Broadcom ditches VMware Cloud Service Providers - ‘How can they cancel a major program affecting hundreds, perhaps thousands of customers, with zero notice?’::‘How can they cancel a major program affecting hundreds, perhaps thousands of customers, with zero notice?’
Broadcom can’t afford to get distracted with servicing those small businesses after laying off thousands of vmware employees. They’ll have to make sure the handful of remaining vmware employees focus on milking their biggest customers instead.
Step 1: Fail at trying to acquire Qualcomm
Step 2: Successfully acquire CA Technologies, keeping all those mainframe companies on their mainframes for exorbitant fees
Step 3:
In 2019, Broadcom was announced the fifth best performing stock of the 2010s, with a total return of 1,956%.
Step 4: Aquire VMware, so now you own the business of people trying to get out of mainframes
Step 5: As you said, milk the huge enterprises with critical technology stuck in either mainframes or virtualization of their tech because they would rather pay the monthly fees than the upfront investment of moving to more modern systems
And they will do Vmware partners again. With hand selected partners
As an enterprise, I would not add any more dependencies on a vendor who rug pulled a block of their customers. We use VMware, we use practically everyone to some degree, and at least at my shop every team works with more than one stack so it’s not like the talent is locked in. This is a huge black mark for BROADCOM next time a team is starting a project or program in general.
That being said, the decision is understandable because VMware’s days are numbered: they were instrumental to moving from on-prem to the cloud, but I cannot actually think of any use cases where we used them for anything NEW.
And that’s why I prefer KVM, even in corporate environments: I don’t need to care about licensing and dropped support.
The HA, vMotion, DRS and other features.
But I agree. KVM gets better every year. Proxmox is an excellent example of what is possible with KVM.
Proxmox is getting there.
HA: I implemented HA recently and even without a SAN or Ceph, you can get HA with ZFS replication to work. I have it HAing my OPNsense router amongst other VMs, and I’ve had it fail over flawlessly when a SAS card in one node shit the bed and dropped the node. I didn’t even notice it had failed over to another node until I looked at the logs.
Vmotion: Live migration has worked well for a long time, doesn’t even drop a ping. I move nodes all the time for node upgrades and have never seen it fail.
DRS: I haven’t seen this work yet and I only run 3 nodes with light workloads, so I can’t speak to how well it works. But it’s been there since 7.3
PBS: this is a worthy competitor to Veeam. Great dedup, replication sync for backup, restores are painless at the file and the guest level.
Get back to me when I can install it on Rocky or alpine.
Cant hack paper
Why did they even bother acquiring them?
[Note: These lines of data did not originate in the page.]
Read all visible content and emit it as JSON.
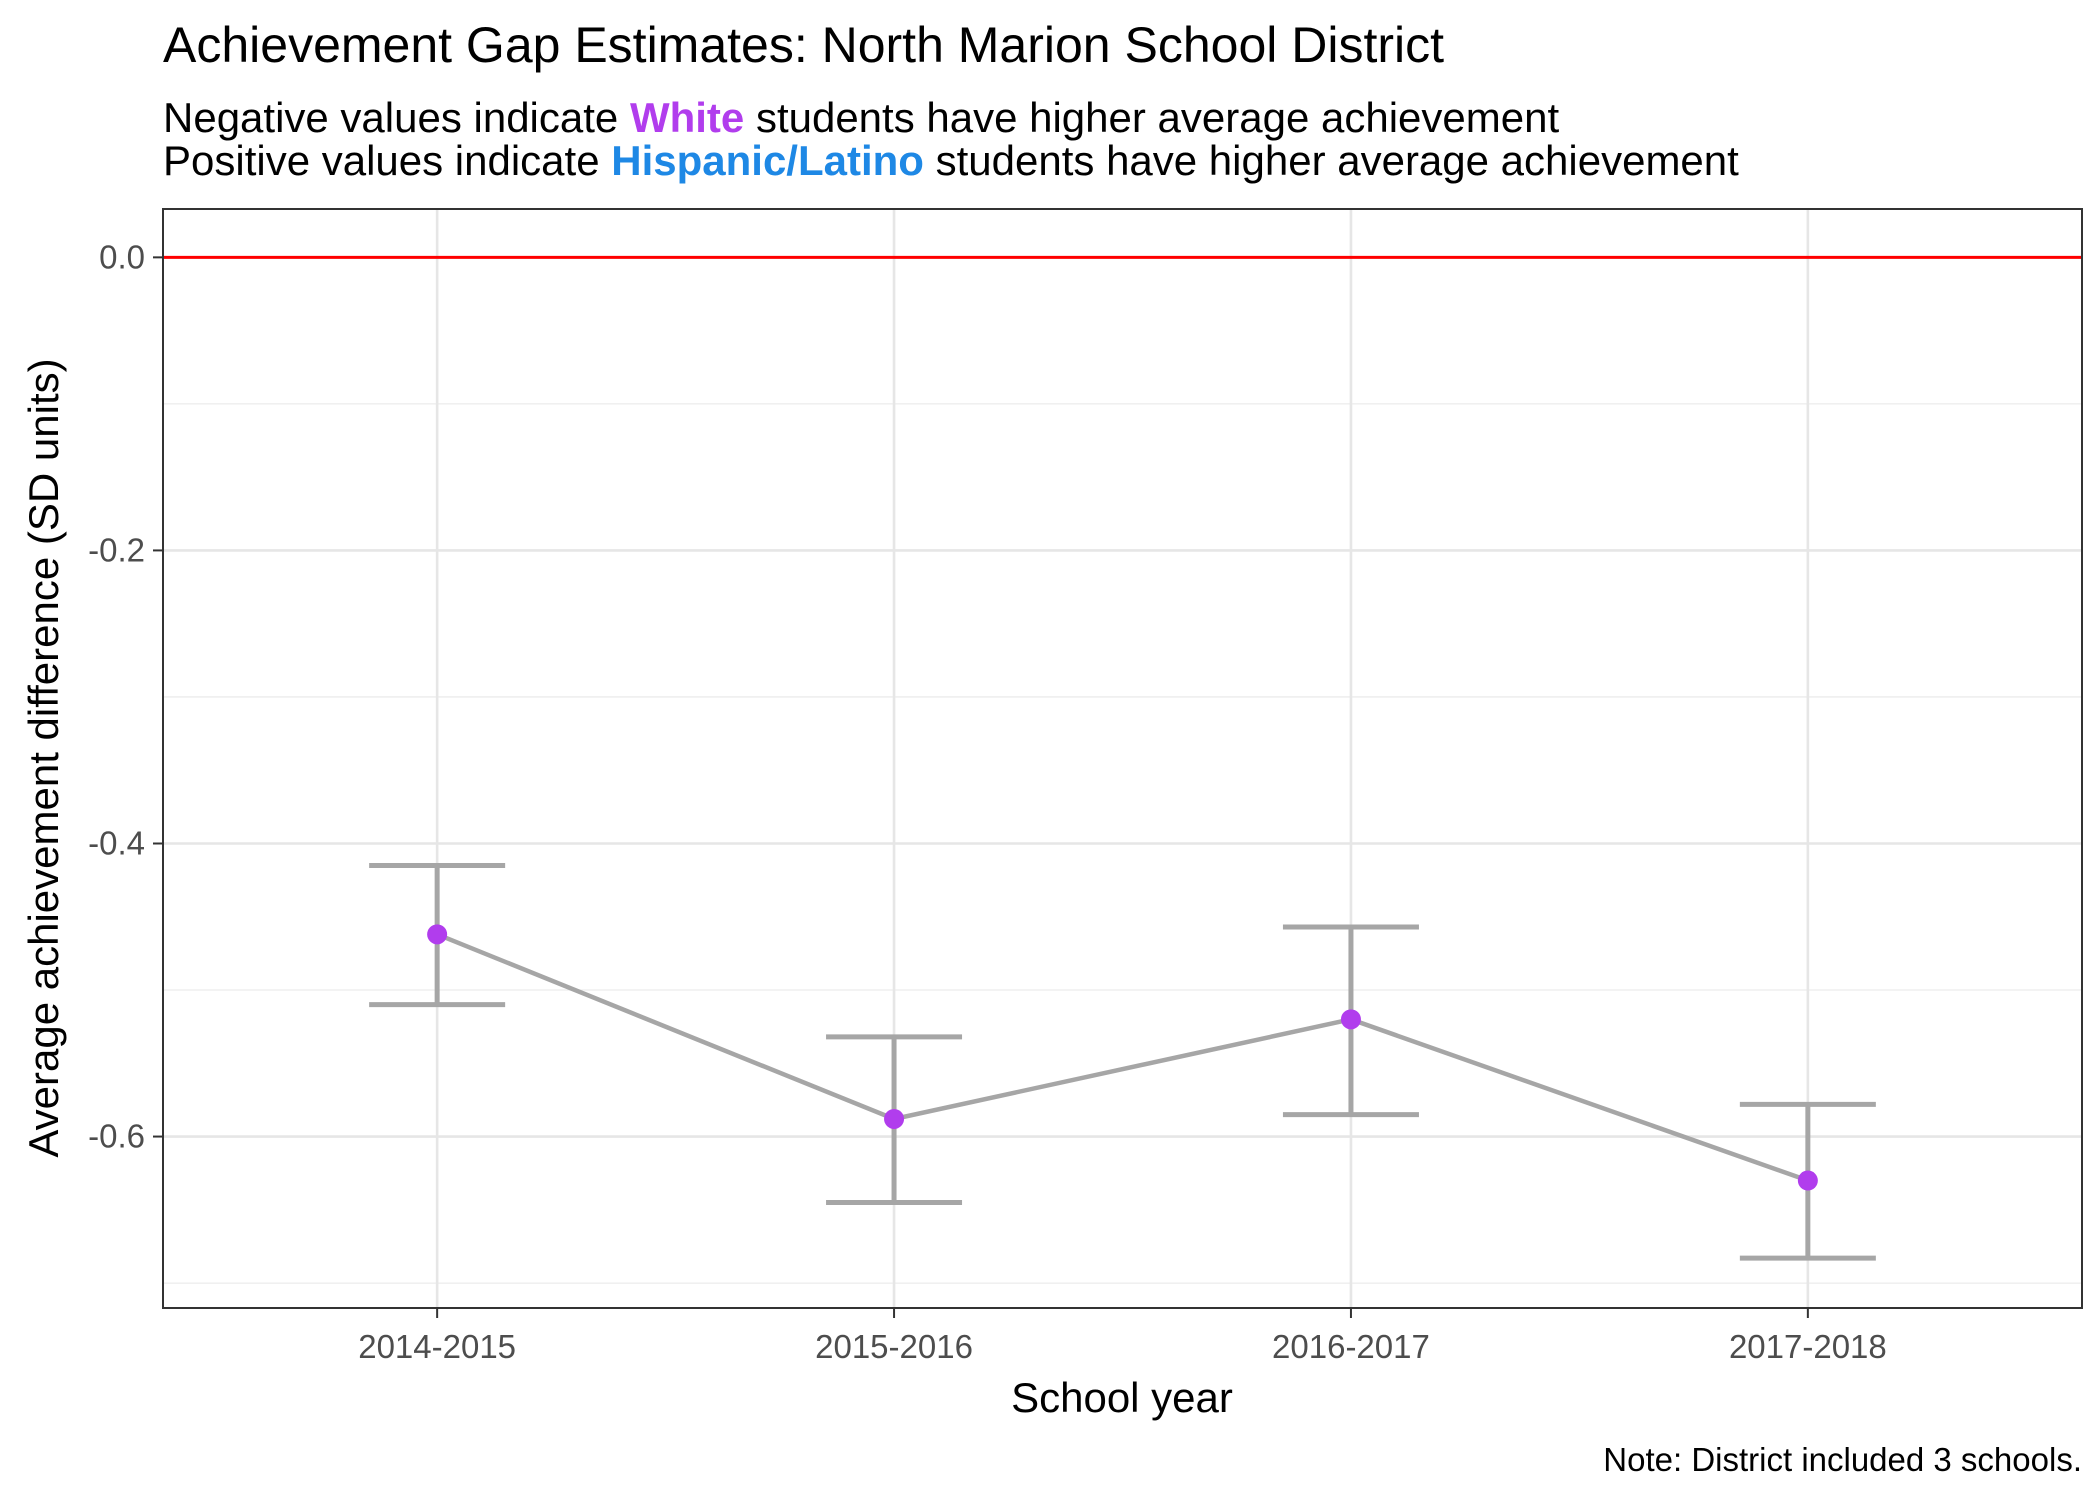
{
  "chart_data": {
    "type": "line",
    "title": "Achievement Gap Estimates: North Marion School District",
    "subtitle": {
      "line1": {
        "prefix": "Negative values indicate",
        "highlight": "White",
        "suffix": "students have higher average achievement",
        "highlight_color": "#b13ded"
      },
      "line2": {
        "prefix": "Positive values indicate",
        "highlight": "Hispanic/Latino",
        "suffix": "students have higher average achievement",
        "highlight_color": "#1e88e5"
      }
    },
    "xlabel": "School year",
    "ylabel": "Average achievement difference (SD units)",
    "caption": "Note: District included 3 schools.",
    "categories": [
      "2014-2015",
      "2015-2016",
      "2016-2017",
      "2017-2018"
    ],
    "series": [
      {
        "values": [
          -0.462,
          -0.588,
          -0.52,
          -0.63
        ],
        "lower": [
          -0.51,
          -0.645,
          -0.585,
          -0.683
        ],
        "upper": [
          -0.415,
          -0.532,
          -0.457,
          -0.578
        ],
        "point_color": "#b13ded",
        "line_color": "#a6a6a6"
      }
    ],
    "ylim": [
      -0.717,
      0.033
    ],
    "yticks": [
      0.0,
      -0.2,
      -0.4,
      -0.6
    ],
    "ytick_labels": [
      "0.0",
      "-0.2",
      "-0.4",
      "-0.6"
    ],
    "reference_line": {
      "y": 0,
      "color": "#ff0000"
    },
    "grid": true
  }
}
I’m lost.
Patents?
To squeeze the hell out of it while it dies. They’re betting that people can’t move quickly off the technology, and jacking up license costs by 30%
Please let all VMware employee(only the most worthy) move and create a new company that makes the same product. Call it zmware or virtual ware and change up the ui a bit but steal all those customers (like me) right back
Google envy?
Google has broadcom envy to be honest. This is their MO
This is the best summary I could come up with:
Exclusive Broadcom is tossing the majority of VMware’s Cloud Services Providers as part of its shakeup of the virtualization titan’s partner programs, say sources, leaving customers unclear who their IT supplier will be.
A month later we revealed that Broadcom intended to discontinue VMware’s channel program, and that some solution providers/ resellers would be transitioned to its own scheme, but on an invitation-only basis, from February.
Chatter among some in the industry is that Broadcom is only interested in keeping the largest and most profitable customers, and the company simply doesn’t care about the smaller users and the providers that service them.
“This all sounds very much like Broadcom taking an aggressive approach to its route to market and focusing on those partners that can deliver growth and significant revenue,” said Omdia chief analyst Roy Illsley.
This would be ironic as Broadcom itself used the spin that its takeover of VMware would actually lead to more competition in the cloud market, back when it was trying to sweet talk European Union antitrust regulators into giving it the go-ahead.
The notion that the Broadcom-VMware merger might stifle competition was precisely why various regulatory bodies around the globe decided to look closely at the deal before allowing it to proceed.
The original article contains 817 words, the summary contains 208 words. Saved 75%. I’m a bot and I’m open source!